June 29, 1898
Camp News
Corporal Ernie Low was a caller on old friends in camp this afternoon.
Mrs. Haggard and Miss Laura Haggard are here visiting their brother Sergeant
Ralph Haggard of company K. They are stopping at a neighboring farm house.
Only one squad of recruits came in today. They arrived at 2 o'clock this
morning and routed out their new commander, Captain Hayward of company C, with
scant ceremony. The squad consisted of Willard Gear, Gilbert Thornton, Frank
Mattes, Henry Groff, Henry Hansen, Edgar B. Koontz, Robert H. Roberts, Dwight
Eastman, Edward Cadwallader, A. McCready.
Sergeant Jim Johnson of the class of '94, university of Nebraska, is one of
Griggsby's Rough Riders. Capt. De Stivers of the Butte football team commands a
company containing a lot of his old players.
Nebraska City, Neb., June 28.
Marriage licenses have been granted to Charles L. Reynolds and Miss Anna E.
Trail, Fred E. Slosson and Miss Lillie G. Moore, all of Otoe county.
Personal Mention
Jesse Chappell left today for Mead, Ind., to remain a couple of months.
Harry A. Hale, jr., of this city is now working in the California gold mine
at the exposition grounds, on West Midway.
Licensed to Wed.
Edward Rotheram, West Lincoln -- 27
Ellen Drake, West Lincoln -- 28
Oda John Hatfield, Bennet -- 21
Eliza Ellen Deardoff, Bennet -- 18
City in Brief
On their way for a week's trip in the Black Hills, Dr. Peters and A.L.
Haecker will attend the opening of a new dairy in Hemingford. They started
yesterday.
Mrs. L. Madarasz, wife of the former teacher in the Lincoln business college
who tried to commit suicide in Omaha the other day, has arrived in Omaha from
the east, and will take her husband back with her, she having secured a position
for him.
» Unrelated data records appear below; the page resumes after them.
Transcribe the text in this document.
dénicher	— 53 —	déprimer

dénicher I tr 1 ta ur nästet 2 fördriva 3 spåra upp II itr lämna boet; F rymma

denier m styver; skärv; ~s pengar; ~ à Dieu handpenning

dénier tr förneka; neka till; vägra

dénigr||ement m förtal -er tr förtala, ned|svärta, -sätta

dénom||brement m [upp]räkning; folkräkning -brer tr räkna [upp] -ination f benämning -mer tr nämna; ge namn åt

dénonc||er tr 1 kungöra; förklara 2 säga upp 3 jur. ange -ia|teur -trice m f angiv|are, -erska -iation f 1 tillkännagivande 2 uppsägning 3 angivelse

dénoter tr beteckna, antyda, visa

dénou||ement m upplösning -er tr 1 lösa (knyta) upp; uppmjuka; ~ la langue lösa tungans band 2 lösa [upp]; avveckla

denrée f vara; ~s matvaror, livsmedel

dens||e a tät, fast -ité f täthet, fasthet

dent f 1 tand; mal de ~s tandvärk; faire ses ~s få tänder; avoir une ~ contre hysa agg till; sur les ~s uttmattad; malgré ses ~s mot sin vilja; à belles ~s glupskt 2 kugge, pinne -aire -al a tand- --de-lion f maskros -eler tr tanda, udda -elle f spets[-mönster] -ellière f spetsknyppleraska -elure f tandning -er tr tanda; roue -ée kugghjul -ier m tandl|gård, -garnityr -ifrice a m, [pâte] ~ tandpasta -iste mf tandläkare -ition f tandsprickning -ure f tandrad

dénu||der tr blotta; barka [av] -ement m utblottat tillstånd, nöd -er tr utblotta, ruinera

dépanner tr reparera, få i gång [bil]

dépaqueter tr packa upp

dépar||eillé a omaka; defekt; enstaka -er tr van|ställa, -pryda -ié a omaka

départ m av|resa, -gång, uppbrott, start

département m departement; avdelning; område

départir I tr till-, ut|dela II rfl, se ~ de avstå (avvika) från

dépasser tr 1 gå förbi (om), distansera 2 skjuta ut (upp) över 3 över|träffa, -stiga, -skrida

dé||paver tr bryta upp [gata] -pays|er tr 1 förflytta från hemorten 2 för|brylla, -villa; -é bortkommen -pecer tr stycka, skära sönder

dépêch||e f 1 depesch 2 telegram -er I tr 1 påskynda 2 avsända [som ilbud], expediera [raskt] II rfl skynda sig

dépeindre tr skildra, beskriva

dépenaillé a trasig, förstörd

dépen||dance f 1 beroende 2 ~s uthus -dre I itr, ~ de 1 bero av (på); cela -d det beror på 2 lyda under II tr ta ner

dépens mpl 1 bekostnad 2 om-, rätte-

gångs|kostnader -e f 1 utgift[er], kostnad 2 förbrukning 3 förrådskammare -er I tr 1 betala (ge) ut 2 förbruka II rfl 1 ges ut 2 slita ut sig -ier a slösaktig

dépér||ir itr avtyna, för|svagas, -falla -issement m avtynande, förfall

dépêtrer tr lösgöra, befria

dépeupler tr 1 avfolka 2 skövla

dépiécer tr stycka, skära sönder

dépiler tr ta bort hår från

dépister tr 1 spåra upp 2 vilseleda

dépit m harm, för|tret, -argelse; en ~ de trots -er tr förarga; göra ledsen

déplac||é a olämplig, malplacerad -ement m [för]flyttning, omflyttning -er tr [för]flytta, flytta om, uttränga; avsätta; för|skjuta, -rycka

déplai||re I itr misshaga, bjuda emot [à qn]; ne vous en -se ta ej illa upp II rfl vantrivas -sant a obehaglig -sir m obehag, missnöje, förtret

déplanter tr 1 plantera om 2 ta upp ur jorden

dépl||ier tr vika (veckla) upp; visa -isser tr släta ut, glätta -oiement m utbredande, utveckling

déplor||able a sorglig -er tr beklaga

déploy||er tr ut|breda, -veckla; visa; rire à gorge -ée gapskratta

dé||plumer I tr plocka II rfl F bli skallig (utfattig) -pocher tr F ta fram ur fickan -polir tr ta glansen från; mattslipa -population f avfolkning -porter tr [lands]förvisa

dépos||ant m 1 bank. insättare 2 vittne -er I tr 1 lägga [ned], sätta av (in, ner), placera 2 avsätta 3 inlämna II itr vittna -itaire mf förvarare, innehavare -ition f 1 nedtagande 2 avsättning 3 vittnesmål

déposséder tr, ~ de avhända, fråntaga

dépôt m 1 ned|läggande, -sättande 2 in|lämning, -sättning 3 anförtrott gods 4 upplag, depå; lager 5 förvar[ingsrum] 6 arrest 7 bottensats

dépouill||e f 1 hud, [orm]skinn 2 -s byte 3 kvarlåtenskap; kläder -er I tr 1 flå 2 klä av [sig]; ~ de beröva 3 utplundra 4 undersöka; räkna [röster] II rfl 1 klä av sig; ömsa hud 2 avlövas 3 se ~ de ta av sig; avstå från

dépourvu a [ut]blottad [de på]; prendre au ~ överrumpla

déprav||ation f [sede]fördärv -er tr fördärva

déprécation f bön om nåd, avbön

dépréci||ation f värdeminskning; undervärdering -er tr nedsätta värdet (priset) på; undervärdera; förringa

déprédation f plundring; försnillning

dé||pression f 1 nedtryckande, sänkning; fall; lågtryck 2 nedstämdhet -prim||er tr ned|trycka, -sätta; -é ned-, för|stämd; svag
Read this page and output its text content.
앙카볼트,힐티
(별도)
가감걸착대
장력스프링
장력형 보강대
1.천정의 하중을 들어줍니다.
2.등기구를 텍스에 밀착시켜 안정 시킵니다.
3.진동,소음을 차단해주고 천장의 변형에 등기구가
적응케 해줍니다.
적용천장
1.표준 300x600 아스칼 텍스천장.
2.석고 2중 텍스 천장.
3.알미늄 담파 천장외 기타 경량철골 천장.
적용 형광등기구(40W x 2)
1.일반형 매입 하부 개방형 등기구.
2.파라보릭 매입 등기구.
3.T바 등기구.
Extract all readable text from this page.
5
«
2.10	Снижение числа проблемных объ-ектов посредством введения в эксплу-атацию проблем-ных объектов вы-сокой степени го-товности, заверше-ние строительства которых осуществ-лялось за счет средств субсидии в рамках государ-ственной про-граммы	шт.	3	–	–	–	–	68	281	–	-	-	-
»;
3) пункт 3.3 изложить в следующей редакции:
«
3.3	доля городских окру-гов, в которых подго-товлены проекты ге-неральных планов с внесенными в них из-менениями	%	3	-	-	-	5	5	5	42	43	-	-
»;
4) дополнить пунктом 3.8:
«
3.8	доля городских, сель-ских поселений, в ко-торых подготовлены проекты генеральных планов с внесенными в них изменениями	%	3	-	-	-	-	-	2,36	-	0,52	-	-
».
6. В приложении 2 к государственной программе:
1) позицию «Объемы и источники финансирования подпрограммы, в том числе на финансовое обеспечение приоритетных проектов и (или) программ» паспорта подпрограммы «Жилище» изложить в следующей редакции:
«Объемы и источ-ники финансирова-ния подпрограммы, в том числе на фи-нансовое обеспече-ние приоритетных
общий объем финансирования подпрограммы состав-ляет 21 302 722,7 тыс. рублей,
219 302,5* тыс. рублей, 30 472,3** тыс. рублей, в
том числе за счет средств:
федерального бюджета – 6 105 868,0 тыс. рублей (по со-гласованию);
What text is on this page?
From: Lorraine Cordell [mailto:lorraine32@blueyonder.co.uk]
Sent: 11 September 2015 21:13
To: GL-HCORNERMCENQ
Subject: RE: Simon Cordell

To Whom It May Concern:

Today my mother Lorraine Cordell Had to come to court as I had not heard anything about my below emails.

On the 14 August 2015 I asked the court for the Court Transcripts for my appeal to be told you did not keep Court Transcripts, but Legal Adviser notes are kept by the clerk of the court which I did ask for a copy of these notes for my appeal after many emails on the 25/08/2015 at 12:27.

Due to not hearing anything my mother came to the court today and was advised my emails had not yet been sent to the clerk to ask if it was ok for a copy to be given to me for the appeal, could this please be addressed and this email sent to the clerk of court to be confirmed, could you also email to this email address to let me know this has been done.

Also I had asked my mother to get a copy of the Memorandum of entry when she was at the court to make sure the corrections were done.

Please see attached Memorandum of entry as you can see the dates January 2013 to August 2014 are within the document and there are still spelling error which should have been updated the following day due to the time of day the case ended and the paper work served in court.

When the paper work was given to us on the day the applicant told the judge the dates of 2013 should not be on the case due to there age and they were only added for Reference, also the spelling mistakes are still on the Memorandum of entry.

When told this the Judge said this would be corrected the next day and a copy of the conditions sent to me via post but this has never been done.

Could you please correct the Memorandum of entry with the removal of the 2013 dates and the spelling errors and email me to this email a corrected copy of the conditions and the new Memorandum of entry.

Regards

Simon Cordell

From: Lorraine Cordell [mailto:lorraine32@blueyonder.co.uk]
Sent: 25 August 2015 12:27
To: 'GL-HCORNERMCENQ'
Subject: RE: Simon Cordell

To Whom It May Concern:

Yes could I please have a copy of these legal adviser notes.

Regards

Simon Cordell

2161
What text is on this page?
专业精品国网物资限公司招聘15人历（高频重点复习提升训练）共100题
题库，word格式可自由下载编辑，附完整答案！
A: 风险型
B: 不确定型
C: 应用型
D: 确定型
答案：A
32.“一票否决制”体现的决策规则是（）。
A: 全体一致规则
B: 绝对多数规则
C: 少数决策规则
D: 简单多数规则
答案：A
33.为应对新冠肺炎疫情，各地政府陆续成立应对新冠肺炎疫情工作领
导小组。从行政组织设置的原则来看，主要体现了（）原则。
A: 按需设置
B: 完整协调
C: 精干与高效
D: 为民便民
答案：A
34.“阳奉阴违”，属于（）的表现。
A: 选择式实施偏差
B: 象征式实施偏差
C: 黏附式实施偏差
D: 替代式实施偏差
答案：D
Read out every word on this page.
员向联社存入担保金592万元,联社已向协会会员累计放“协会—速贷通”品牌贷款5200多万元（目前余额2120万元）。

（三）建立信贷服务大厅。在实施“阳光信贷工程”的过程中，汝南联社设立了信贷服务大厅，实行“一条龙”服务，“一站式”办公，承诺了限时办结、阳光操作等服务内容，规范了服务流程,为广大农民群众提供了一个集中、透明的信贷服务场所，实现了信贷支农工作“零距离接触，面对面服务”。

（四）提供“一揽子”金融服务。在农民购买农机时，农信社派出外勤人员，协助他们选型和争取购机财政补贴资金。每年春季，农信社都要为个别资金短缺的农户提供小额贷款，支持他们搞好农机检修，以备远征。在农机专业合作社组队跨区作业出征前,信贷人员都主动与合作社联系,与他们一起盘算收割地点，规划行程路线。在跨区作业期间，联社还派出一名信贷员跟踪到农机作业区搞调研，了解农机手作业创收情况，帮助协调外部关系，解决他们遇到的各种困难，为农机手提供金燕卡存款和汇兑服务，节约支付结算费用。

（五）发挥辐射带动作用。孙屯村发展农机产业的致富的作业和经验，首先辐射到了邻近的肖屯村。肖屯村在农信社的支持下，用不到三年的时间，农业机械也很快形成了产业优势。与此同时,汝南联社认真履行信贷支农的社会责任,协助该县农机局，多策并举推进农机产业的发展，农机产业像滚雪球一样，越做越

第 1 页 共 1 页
She blames a postoffice clerk for being the immediate cause of her
husband's troubles. He was to have received a letter from the east and every day
for a week inquired at the office for it. He did not get it and Madarasz became
despondent and determined to die. Mrs. Madarasz has obtained the letter. It was
withheld by the clerk because he read the initial "L" as "S". She is of the
opinion that the unusual name could have identified the man well enough, and has
told the clerk and a few other postoffice officials so.